The Beavs are also 11th in free throw rate allowed during Pac-12 play, 10th in defensive rebounding rate, and 10th in turnover rate forced. The last stat might not matter—it seems WSU will turn the ball over against anyone at this point, despite their prior numbers. The Cougs haven’t dipped below a 20 percent turnover rate in any game since Jan. 2 against Arizona.
However, Oregon State’s free throw rate allowed and defensive rebounding rate are encouraging. WSU is playing larger lineups since they last faced the Beavs, and that has allowed them to capitalize on teams that struggle grabbing defensive rebounds. With Alatishe often hunting a blocked shot, there will be opportunities for Abogidi, Jackson, and Vova Markovetskyy to grab offensive boards.
Look for WSU to work the ball inside in this one, and play some tip drill with offensive rebounds searching for some easy buckets and points at the free throw line. Also, Bonton is probably gonna shoot better than he did against the Beavs last time (2 of 11 on 2s and 2 of 7 on 3s).
The Bottom Line
Both teams are shooting better from the outside than when they first met in December, so this probably won’t be the same low-scoring grind that game was—but it will still likely be a grind because Oregon State does play at the second-slowest pace in Pac-12 play.
When shots don’t fall, rebounding will be a key factor for WSU, particularly on the offensive end. If the Cougs can create second chances, they really could be in line for a much more efficient day.
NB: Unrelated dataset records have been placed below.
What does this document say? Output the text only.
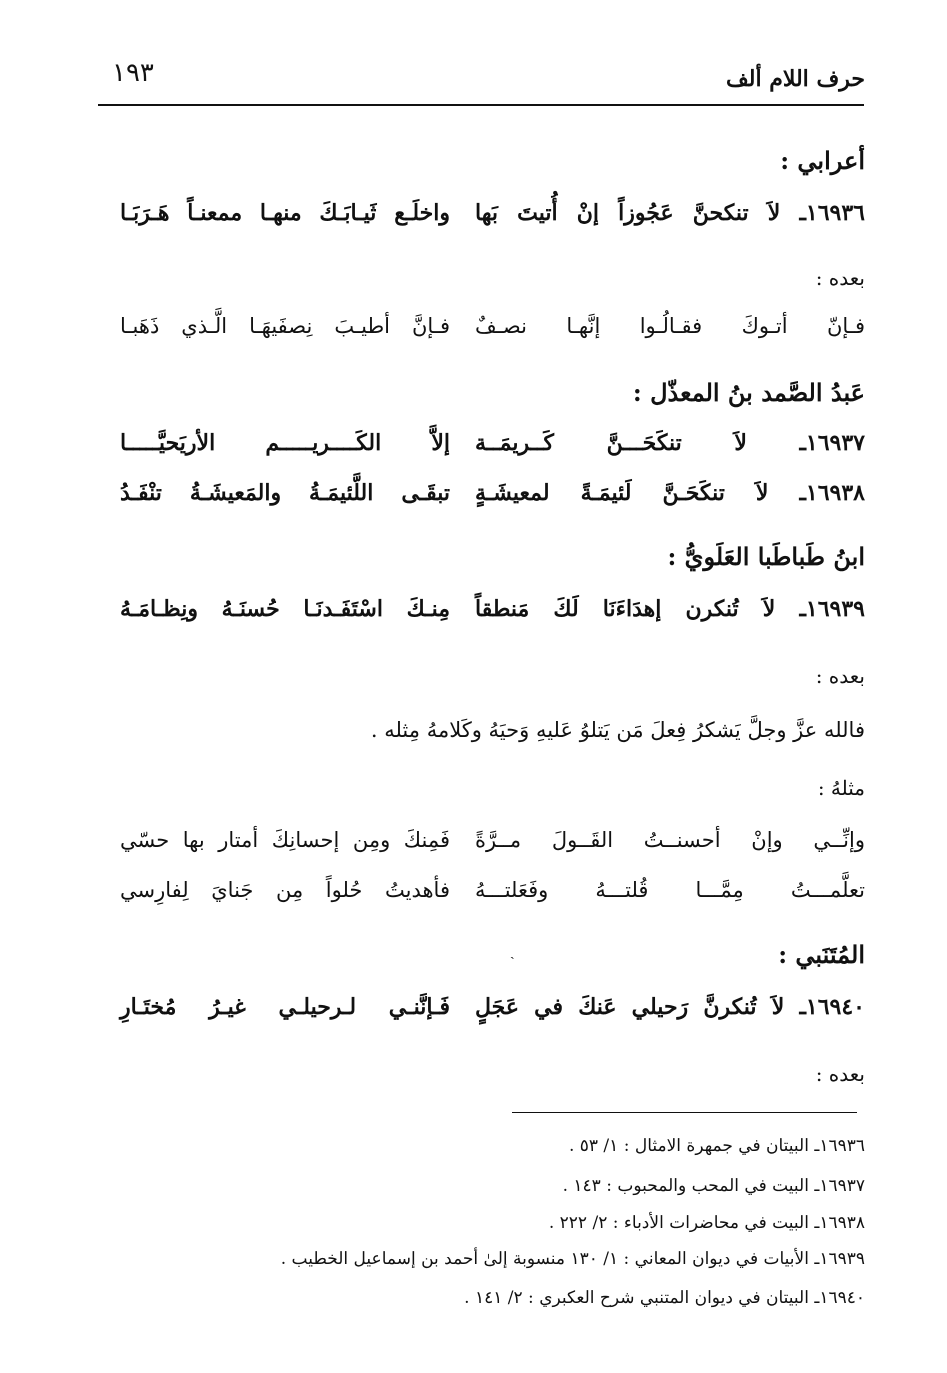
حرف اللام ألف
١٩٣
أعرابي :
١٦٩٣٦ـ لاَ تنكحنَّ عَجُوزاً إنْ أُتيتَ بَها
واخلَـع ثَيـابَـكَ منهـا ممعنـاً هَـرَبَـا
بعده :
فـإنّ أتـوكَ فقـالُـوا إنَّهـا نصـفٌ
فـإنَّ أطيـبَ نِصفَيهَـا الَّـذي ذَهَبـا
عَبدُ الصَّمد بنُ المعذّل :
١٦٩٣٧ـ لاَ تنكَحَـــنَّ كَــريمَــة
إلاَّ الكَــــريـــــم الأريَحيَّـــــا
١٦٩٣٨ـ لاَ تنكَحَـنَّ لَئيمَـةً لمعيشَـةٍ
تبقَـى اللَّئيمَـةُ والمَعيشَـةُ تنْفَـدُ
ابنُ طَباطَبا العَلَويُّ :
١٦٩٣٩ـ لاَ تُنكرن إهدَاءَنَا لَكَ مَنطقاً
مِنـكَ اسْتَفَـدنَـا حُسنَـهُ ونِظـامَـهُ
بعده :
فالله عزَّ وجلَّ يَشكرُ فِعلَ مَن يَتلوُ عَليهِ وَحيَهُ وكَلامهُ مِثله .
مثلهُ :
وإنِّــي وإنْ أحسنــتُ القَــولَ مــرَّةً
فَمِنكَ ومِن إحسانِكَ أمتار بها حسّي
تعلَّمـــتُ مِمَّـــا قُلتـــهُ وفَعَلتـــهُ
فأهديتُ حُلواً مِن جَنايَ لِفارِسي
المُتَنَبي :
ˏ
١٦٩٤٠ـ لاَ تُنكرنَّ رَحيلي عَنكَ في عَجَلٍ
فَـإنَّنـي لـرحيلـي غيـرُ مُختَـارِ
بعده :
١٦٩٣٦ـ البيتان في جمهرة الامثال : ١/ ٥٣ .
١٦٩٣٧ـ البيت في المحب والمحبوب : ١٤٣ .
١٦٩٣٨ـ البيت في محاضرات الأدباء : ٢/ ٢٢٢ .
١٦٩٣٩ـ الأبيات في ديوان المعاني : ١/ ١٣٠ منسوبة إلىٰ أحمد بن إسماعيل الخطيب .
١٦٩٤٠ـ البيتان في ديوان المتنبي شرح العكبري : ٢/ ١٤١ .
Overall, the battle on the inside is where WSU should have an advantage—but the Cougar guards' defensive capabilities could really catapult them to victory. If Williams, Bonton, and Ryan Rapp can slow down Thompson, that makes everything else easier.
Thanks to homecourt advantage, KenPom predicts Oregon State to win 42 percent of simulations with an average score of 66-64. Like the first matchup, this should be a close one, and one or two random factors could swing it either way.